Eu acredito que podemos assegurar o triunfo da hermenêutica, significando que aquilo que nós realmente compreendemos, não é nunca outra coisa que não aquilo no qual nós fomos provados (colocados à prova), aquilo pelo qual passamos, aquilo com o que sofremos e trabalhamos dentro de nosso próprio ser. Hermenêutica não consiste em deliberações sobre conceitos, é essencialmente um desvelar ou a revelação daquilo que está acontecendo dentro de nós, o desvelar daquilo que nos faz emitir tal conceito, visão, projeção, quando nossa paixão se torna nossa ação, é um passar pelas coisas ativamente, um esforço profético-poético.

O fenômeno do significado – e isto é fundamental na metafisica de “Ser e Tempo” (livro de Heidegger) – é a ligação entre o significador (aquele que confere significado) e a coisa significada. Mas o que faz esta ligação, sem a qual ambos (significador e objeto significado) permaneceriam simplesmente objetos de considerações teóricas? Esta ligação é o sujeito, mas este sujeito é a presença, presença do modo (nível) de ser para o modo de compreender. Presença, Da-sein (NT – Dasein é um termo cunhado por Heidegger em seu livro “Ser e Tempo” e foi traduzido de várias formas por diversos tradutores, sendo ´presença´ uma das traduções mais utilizadas, mas DaSein literalmente é Ser-ali, ou Ser/Estar-ali, Being-There, Ser no Tempo). Não quero retornar aqui a discussão sobre as razões que, na época, decidimos traduzir Dasein por realidade-humana (realité-humaine). Estou consciente da fraqueza dessa tradução, especialmente quando, por negligencia, o hífen é omitido. Da-sein: Ser-Ali (Estar/Ser-ali, Being-There), isto é entendido. Mas Ser-Ali, é essencialmente estar atuando (enacting = atuar/representar) uma presença, atuação/representação daquela presença através da qual e para qual o significado é revelado no presente. A modalidade desta presença humana deve portanto ser reveladora, mas de tal maneira que, em revelando o significado ela revela a si mesma, e é aquilo que é revelado. E aqui novamente estamos testemunhando a concomitância da paixão-ação. Resumindo, a ligação para qual a fenomenologia dirige nossa atenção é a ligação indissolúvel entre modi intelligendi e modi essendi, entre modos (níveis) de compreensão e modos de ser. Os modos de compreensão estão essencialmente de acordo com os modos de ser. Qualquer mudança no modo de compreensão é necessariamente concomitante as mudanças no modo de ser. (NT – ver a descrição desta relação entre Saber e Ser no livro Fragmentos de um Ensinamento Desconhecido de Ouspensky cap. 4.)
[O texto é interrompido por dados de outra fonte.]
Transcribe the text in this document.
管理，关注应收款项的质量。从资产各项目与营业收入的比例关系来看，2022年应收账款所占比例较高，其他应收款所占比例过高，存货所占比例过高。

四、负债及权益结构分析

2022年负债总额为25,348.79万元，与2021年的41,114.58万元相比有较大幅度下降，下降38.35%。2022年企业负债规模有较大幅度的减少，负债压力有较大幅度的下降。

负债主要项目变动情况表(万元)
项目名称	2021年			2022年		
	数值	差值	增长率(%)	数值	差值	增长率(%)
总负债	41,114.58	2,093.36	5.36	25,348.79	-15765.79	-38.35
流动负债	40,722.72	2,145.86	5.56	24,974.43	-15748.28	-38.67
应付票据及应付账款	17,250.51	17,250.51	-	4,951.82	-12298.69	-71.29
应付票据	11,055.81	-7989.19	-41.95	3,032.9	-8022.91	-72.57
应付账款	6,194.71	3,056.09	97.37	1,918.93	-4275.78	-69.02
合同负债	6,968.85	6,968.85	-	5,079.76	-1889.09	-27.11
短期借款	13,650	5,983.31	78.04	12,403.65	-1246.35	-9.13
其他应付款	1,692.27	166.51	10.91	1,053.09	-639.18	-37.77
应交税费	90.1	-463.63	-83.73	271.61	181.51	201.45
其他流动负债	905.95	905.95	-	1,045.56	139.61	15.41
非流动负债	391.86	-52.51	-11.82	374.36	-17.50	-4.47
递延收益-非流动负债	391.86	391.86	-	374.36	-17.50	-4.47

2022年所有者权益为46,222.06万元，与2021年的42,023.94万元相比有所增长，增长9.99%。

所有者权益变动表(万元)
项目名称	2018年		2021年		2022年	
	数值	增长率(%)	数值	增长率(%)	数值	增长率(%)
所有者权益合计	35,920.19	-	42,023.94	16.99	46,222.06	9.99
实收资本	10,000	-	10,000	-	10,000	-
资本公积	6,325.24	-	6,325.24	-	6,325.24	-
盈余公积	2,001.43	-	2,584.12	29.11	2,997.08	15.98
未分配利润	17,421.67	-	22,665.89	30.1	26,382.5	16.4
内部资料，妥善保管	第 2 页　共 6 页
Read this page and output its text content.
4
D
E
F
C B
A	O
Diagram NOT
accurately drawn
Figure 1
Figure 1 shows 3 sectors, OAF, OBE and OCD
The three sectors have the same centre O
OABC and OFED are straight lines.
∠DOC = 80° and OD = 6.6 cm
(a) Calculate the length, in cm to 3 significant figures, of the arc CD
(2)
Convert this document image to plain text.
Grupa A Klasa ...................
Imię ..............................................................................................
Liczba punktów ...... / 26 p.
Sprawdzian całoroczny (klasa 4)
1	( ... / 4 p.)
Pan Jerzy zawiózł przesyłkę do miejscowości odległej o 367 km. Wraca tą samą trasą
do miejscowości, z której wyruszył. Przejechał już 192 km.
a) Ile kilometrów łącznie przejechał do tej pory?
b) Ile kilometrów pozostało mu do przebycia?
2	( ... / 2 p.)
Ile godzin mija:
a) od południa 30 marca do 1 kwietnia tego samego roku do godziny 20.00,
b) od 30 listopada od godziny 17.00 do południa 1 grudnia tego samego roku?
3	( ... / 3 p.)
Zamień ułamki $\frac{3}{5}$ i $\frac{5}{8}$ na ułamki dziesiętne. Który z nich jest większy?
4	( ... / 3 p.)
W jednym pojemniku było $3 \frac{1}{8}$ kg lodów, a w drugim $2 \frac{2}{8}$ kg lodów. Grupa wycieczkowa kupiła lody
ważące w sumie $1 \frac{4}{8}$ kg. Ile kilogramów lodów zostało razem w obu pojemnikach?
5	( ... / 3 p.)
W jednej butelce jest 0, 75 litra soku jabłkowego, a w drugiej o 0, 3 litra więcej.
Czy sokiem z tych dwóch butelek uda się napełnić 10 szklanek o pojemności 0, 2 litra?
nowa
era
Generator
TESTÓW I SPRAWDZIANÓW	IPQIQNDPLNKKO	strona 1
Nós estamos agora tocando em uma diferença fundamental da passagem – “minha passagem” – de Heidegger para Suhravardi, diferença sobre a qual eu gostaria de concluir. Eu acabei de indicar como o uso da Chave Hermenêutica (clavis hermeneutica) que Heidegger nos propiciou, de maneira nenhuma implica em uma aderência à sua visão de mundo. A hermenêutica procede do “ato da presença” que está significada no Da, de Dasein; sua função é portanto iluminar como, ao compreender a si mesmo, o Ser-Ali humano situa a si mesmo, circunscreve o Da, o situs (local) de sua presença e desvela o horizonte que permanecia, até aquele momento, oculto. A metafisica dos Ishraqium (aqueles que fazem parte da Tradição Ishraq inicada por Suhravardi), e por excelência, daquela de Mulla Sadra (místico filósofo Iraniano do Sec.XVI / XVII), culmina em uma metafisica da Presença. Ao redor desse situs, Heidegger coloca toda a ambiguidade da finitude humanan caracterizada como um “Ser-em direção-a Morte”. Com Mulla Sadra, ou Ibn Arabi, a Presença como eles a experienciam neste mundo – como ela é desvelada pelo “fenômeno deste mundo” vivido por eles – não é aquela Presença cujo fim é a morte, um “Ser-em Direção-a Morte”, mas um “Ser-em Direção- ao Além-da-Morte” (Being-toward-Death e Being-toward-Beyond-Death). Podemos ver claramente que a concepção de mundo, a escolha filosófica pre-existencial, seja ela de Heidegger ou dos Místicos Iranianos, é ela mesma constitutiva do Da de Dasein, do ato de Ser-Ali presente ao mundo e suas variações. Daqui em diante, tudo que resta ser feito é segurar e pressionar esta noção de Presença o mais próximo e intencionalmente que nos for possivel. A que essa presença humana, este Ser-Ali, está presente?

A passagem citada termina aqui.